When we got a production model of the 1Ds Mark III, we needed no more than a few seconds to get acquainted with the controls and button/dial arrangement -- mainly because it shares all of these with its sibling, the 10.1MP EOS-1D Mark III ($4,330 street, body only) we tested in 2007. They both also have the same 45-zone AF system with 19 cross-type sensors, 14 bits per color from dual Digic III processors, 3-inch LCD with live view (with manual focus only) and 230,000-dot resolution, rechargeable lithium ion battery, and shutter rated to 300,000 exposures.
In our tests we found similar viewfinder accuracy (99%, an Excellent rating) and magnification (76%, Good), but the image in the 1Ds Mark III has full-frame coverage.
For twice the price you get more than twice as many megapixels in the 1Ds Mark III as you do in the 1D Mark III. So does that mean you get twice as much detail and overall image quality? No. For one thing, it takes four times as many pixels to double the resolving power of a camera sensor, and lens design plays a part.
However, the resolution improvement in the 1Ds Mark III is still record-breaking. With an average 2830 lines (2850Hx2800Vx2840D), it not only beat the performance of the 1D Mark III (2200 lines), but it also broke the record set by its 16.7MP predecessor, the 1Ds Mark II (2600 lines). For comparison, Nikon's new full-frame 12.1MP DSLR, the D3 ($5,000 street, body only) captured 2320 lines.
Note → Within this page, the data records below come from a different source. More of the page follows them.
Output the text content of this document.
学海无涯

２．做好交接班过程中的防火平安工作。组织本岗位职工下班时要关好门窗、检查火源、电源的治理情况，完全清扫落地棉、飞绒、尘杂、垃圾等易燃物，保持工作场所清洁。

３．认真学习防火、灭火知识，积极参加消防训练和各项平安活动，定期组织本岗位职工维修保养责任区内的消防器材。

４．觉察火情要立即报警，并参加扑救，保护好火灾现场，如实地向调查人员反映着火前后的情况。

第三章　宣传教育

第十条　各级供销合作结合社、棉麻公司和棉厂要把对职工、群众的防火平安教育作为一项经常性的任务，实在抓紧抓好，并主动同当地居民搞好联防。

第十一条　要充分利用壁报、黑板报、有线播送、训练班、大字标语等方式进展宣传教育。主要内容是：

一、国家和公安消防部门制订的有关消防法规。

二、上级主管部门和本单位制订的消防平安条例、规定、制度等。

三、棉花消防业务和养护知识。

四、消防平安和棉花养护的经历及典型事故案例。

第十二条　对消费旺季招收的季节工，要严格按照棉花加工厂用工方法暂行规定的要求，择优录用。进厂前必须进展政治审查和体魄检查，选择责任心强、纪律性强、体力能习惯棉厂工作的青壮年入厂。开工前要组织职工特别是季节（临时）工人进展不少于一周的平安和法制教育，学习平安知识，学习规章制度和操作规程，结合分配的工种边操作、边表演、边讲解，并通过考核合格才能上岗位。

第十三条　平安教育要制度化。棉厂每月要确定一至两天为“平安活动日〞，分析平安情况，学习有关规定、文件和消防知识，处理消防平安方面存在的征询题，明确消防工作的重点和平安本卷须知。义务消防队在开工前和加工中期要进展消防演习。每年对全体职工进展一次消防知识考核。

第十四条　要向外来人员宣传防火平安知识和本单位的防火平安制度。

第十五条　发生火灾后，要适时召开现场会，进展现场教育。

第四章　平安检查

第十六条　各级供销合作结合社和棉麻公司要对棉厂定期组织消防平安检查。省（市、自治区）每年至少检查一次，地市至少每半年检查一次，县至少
With such a pixel-filled sensor, the quality of the lens and the accuracy of the camera's autofocus system is more important than ever. Photographers get what they pay for from the 1Ds Mark III's fast, sensitive, and accurate AF, and we assume that anyone who can afford this camera will pair it with high-performance Canon L-series zooms, or high-quality prime lenses such as the 50mm f/1.4 Canon EF USM used in our tests. (Otherwise, using an older or cheaper lens will have the same effect as dialing down the megapixel count to the 16.7MP of the EOS-1Ds Mark II.)